First, some comments I received on my “guest column” by the late Bill McCollom. In that column, Bill described participating in one of the last hike-to-ski downhill races in the Northeast which was held on New Hampshire’s Mt. Tecumseh in 1961. I heard from Peter Penndorf that he had been in that race as well!
Bob Burley knew Bill McCollom as a “consummate gentleman and intrepid competitor!” Their careers overlapped both as coaches for the Killington Ski Club and as Masters racers. Bob also paid a great tribute to Bill by saying, “He left every person, race and trail better for his presence.”
Next, I heard from my friend Jerry Gates who now lives in North Carolina. Jerry was the artist behind the painting I shared in my column on “The Perfect Gift!” He sent along a painting of himself skiing on our 1973 European trip. Jerry did add the disclaimer that he may not have been as good a skier as he looks in the picture or as good an artist as these pictures may indicate. I told him that our age allows us to take certain liberties!
I’m always amazed when right after I write a column on a topic, I see something related pop up in the media. My column on Powderhorn Mountaineering had just been published when I saw an article on this season marking Beaver Creek’s 40th anniversary. There was a picture from the December 1980 grand opening which included dignitaries such as President Gerald Ford and the whole Beaver Creek management team wearing … you guessed it, Powderhorn parkas!
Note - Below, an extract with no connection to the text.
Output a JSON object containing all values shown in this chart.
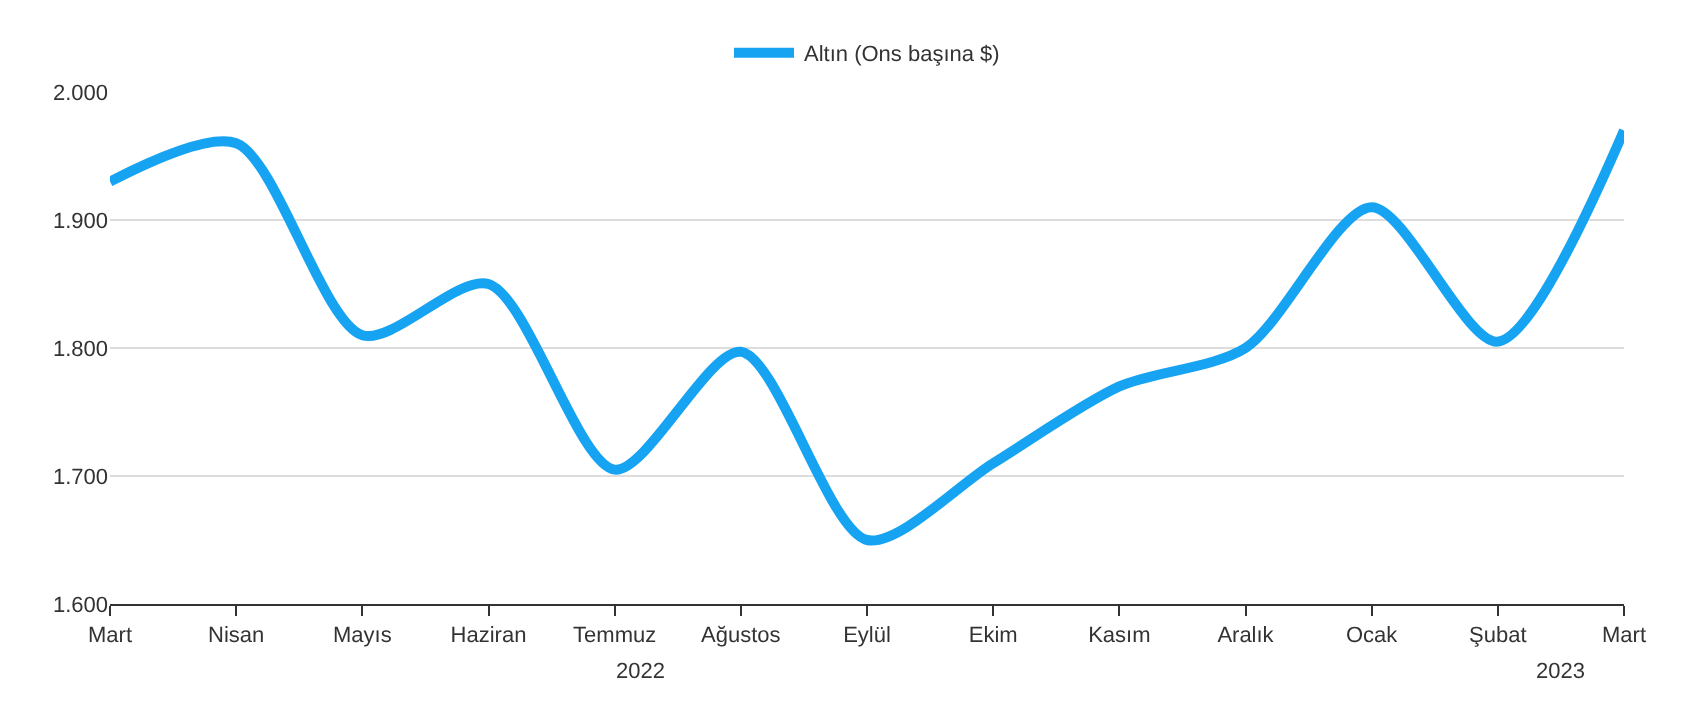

In a similar fashion, the day my column on Sun Valley Serenade was in the Reporter I also received the latest issue of the New England Ski Museum Journal. The main topic was on ski photographer Christine Reid. One of her featured photos included was a full page close-up of Marilyn Shaw! In the accompanying text it echoed that she had been the skiing double for Sonja Henie in the movie. I contacted Jeff Leich, Executive Director of the NESM, and he told me his source had been the book by Allen Adler which also provided the text for Marilyn’s U.S. Ski and Snowboard Hall of Fame write-up.
Now on to this week’s column. When was the Toll House double chair added? That would be in 1983 for the 1983-84 season. I was a little surprised that it wasn’t older. I mean the chairs are spaced so far apart that I almost sat on the ground waiting for the next chair! Also that means it’s a newer lift than the Lookout which was installed for the 1979-80 season.
John Thurgood had the correct answer and says, “While it is a slow lift The 15 minute ride gives one some time to reflect on things.” It sure does. Why am I riding this lift, for example. John has a good excuse since he owns one of the Toll House condos.
Also responding with the correct answer was Tom Hubbs. Tom also mentioned that the Lookout chair opened during Christmas week 1979 and on the first day it ran, Tom was one of the lucky ones to be evacuated from the lift! Obviously Lookout had an inauspicious start.
Greg Dirmaier provided more details concerning the Toll House double and the fact that it was part of a plan to expand the old Lodge into a new condominium hotel which was to be called the “Inn at the Mountain.” In case you ever wondered why the base of the lift sort of sits out by itself, the plans actually called for it to be in the courtyard of that new condominium hotel. Greg says the overall project was doomed by the high interest rates of the era, a national gas shortage, and Act 250 permitting issues.
Of course 20 years later the vision started at the Toll House was implemented in the Spruce Peak development.